9 thoughts on “Libertarian wet dream

  1. Perfect title. I wonder what the homeowners insurance company is going to say, that is, supposing they had insurance. $75.00 a year! {shaking head}

  2. Heh, PurpleGirl, your reaction was the same as mine: I’d just typed my cmment when I looked up, read your comment.

    I wonder how the homeower’s insurance company will handle this claim — refuse to pay bcz the guy hadn’t paid the $75?

    And I can’t imagine how the neighbors felt, as the firemen stood by to wait for their houses to catch fire!

  3. The firefighters that refused to help this man are employed by the *state*. They are not a market organization. The state does not respond to market incentives like a higher fee for last-minute service. Market organizations do.

    Libertarians are in favor of market organizations being allowed to provide services with free and open competition. I am a libertarian and I am definitely not in favor of a state-run fire brigade such as this and I find it utterly stupid that they wouldn’t save his house and send him a bill afterwards. If I ran a fire brigade, that’s what I would do.

    Thus, if this is anyone’s wet dream, it’s an authoritarian’s. Authoritarians like to have monopolies and like zero-tolerance policies like this fire brigade’s. Buy our service the way we say, or you get nothing. All or nothing. That’s dumb. That’s the state.

  4. Actually this is a throwback to the late 1800s where fire protection was provided privately by insurance companies. If your house didn’t have a sign in front from the insurance company, privately employed firefighters would just let your house burn.

    America is rushing headlong into a very Dark Age.

  5. i didn’t pay my aggressive war fee, but they went ahead and blew up a bunch of brown people anyway.

    these statists are cocksuckers.

    the bad kind.

  6. #4 Donnelly is right.

    Its difficult to come to the right conclusion if one starts with the wrong premise.

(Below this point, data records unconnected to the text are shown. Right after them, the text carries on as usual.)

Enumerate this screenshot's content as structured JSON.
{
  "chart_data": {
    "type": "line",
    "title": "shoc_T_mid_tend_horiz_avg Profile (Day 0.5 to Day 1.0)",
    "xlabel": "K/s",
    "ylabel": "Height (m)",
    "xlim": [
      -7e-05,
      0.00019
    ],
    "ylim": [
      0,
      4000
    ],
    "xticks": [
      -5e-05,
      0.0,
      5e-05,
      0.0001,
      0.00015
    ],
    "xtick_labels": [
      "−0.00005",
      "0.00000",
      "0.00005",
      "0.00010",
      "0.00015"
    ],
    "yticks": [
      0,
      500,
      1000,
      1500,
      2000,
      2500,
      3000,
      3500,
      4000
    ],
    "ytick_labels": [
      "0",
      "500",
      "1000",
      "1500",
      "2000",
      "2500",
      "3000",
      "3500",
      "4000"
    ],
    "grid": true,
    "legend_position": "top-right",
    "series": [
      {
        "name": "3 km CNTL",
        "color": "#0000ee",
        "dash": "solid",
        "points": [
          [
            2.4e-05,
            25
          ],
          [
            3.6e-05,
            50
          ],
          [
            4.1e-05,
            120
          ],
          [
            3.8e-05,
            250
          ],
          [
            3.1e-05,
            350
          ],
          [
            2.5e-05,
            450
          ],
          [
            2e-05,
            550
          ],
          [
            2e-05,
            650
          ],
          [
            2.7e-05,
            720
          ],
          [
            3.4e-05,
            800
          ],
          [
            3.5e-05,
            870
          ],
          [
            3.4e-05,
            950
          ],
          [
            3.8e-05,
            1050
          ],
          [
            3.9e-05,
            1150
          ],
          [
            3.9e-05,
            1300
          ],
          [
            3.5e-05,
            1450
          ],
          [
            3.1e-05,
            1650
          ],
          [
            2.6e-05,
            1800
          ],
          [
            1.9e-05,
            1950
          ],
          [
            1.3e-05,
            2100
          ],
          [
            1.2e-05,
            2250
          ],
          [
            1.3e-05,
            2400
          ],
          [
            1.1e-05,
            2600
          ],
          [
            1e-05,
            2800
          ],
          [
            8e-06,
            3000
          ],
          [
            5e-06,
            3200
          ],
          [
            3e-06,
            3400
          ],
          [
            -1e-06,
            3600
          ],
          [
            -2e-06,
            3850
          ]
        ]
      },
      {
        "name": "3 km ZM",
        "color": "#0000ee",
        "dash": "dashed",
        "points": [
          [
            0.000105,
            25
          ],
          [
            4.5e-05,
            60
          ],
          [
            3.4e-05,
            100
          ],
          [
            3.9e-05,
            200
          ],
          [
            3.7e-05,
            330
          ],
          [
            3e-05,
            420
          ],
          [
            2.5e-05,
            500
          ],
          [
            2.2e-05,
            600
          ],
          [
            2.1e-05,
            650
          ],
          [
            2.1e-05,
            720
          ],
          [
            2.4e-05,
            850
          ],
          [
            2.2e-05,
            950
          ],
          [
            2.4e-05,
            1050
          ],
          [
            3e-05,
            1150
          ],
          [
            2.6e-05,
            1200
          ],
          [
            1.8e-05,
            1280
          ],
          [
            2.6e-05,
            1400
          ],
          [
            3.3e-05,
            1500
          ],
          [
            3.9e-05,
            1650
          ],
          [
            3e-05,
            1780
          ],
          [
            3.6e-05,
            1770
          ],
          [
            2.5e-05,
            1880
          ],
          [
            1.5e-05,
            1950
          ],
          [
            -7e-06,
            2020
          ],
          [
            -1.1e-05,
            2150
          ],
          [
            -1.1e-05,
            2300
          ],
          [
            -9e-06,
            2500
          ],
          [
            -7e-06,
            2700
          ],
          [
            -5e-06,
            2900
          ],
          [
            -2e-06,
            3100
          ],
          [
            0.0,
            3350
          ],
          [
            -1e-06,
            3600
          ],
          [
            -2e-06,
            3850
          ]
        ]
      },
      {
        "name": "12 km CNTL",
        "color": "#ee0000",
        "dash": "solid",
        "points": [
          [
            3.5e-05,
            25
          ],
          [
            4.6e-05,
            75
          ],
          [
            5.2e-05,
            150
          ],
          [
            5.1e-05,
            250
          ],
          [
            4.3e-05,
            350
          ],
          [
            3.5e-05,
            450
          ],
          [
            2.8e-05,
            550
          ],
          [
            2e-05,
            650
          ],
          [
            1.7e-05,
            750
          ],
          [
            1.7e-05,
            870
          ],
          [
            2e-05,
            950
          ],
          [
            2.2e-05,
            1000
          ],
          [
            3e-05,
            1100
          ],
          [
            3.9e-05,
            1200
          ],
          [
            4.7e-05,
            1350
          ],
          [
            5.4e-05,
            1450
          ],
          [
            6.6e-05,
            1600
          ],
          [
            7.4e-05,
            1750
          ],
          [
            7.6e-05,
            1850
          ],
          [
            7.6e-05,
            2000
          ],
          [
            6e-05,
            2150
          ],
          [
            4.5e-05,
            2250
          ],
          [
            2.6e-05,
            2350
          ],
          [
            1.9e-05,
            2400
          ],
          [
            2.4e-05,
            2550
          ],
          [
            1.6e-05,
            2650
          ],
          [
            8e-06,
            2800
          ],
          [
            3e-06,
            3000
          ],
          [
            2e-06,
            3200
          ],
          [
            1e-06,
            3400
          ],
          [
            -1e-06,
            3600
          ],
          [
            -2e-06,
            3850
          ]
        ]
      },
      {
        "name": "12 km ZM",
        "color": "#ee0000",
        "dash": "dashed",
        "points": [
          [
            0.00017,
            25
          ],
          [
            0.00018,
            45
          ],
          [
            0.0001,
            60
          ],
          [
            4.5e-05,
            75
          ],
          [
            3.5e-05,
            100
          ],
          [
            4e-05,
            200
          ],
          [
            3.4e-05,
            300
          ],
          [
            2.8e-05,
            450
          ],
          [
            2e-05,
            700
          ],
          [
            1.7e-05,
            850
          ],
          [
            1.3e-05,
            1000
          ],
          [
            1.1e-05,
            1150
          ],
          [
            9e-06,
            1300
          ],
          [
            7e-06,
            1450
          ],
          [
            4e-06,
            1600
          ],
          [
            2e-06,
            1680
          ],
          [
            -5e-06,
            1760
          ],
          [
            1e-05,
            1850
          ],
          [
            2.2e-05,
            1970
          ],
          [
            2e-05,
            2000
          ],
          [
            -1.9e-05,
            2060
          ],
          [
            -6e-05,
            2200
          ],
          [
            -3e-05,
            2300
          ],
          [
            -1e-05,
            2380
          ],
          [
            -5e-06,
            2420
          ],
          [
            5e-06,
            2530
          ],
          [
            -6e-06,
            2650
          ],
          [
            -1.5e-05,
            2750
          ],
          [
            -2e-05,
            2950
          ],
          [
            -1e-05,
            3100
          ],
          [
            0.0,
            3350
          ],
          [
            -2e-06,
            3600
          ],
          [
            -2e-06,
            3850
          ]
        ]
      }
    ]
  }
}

    This was classical government failure, not market failure. These firefighters were government bureaucrats for whom doing as little as possible, by the book, and ignoring both profits and morality, were the drivers. Private firefighters would have put out the fire in a jiffy for a tidy profit, given that most of their costs are fixed. A reasonable price, say $10k, would have been a great deal for Cranick too. A for-profit company would have a strong incentive to keep the cost reasonable, since reputation is critical for private companies not backed by government coercion.

    I am amazed that no major media has accurately reflected the basic elements of this case – that these firefighters did NOT operate on a private, for-profit basis.

  7. I must be missing a couple things:

    1. When did George Donnelly open up a fire protection service, or know anything about operating one efficiently? If I were operating a fire service that relied on prescription service as a means of securing consistent income, I might find it necessary to let a house burn every now and then to serve as an example. That’d solve the free rider problem. Another 100 houses paying $75 a year in service fees, knowing that their house will burn if they don’t, comes out to far more than $10k in the long run.

    2. As for the market competition issue, I’m unaware of any Tennessee statutes that make private fire protection services illegal. Apparently, a market for competing service wasn’t lucrative enough for a competitor to enter the market. That might be difficult for someone like George Donnelly to understand, given that virtually all of his activism intentionally co-opts the work of other libertarians. In fact, he cites it specifically.

    “The FSP isn’t just for minarchists anymore. It’s also ripe for anarchist co-option.”
    and
    “The Alternatives Expo is going on its fourth year of giving the Liberty Forum a run for its money”
    (note: The AltExpo piggybacks itself onto the already established Liberty Forum in order to inflate attendance)
    http://georgedonnelly.com/agorism/free-state-project-anarchists

    Sure, it doesn’t violate the sacred tenants of anarchism, but it’s certainly a douche move.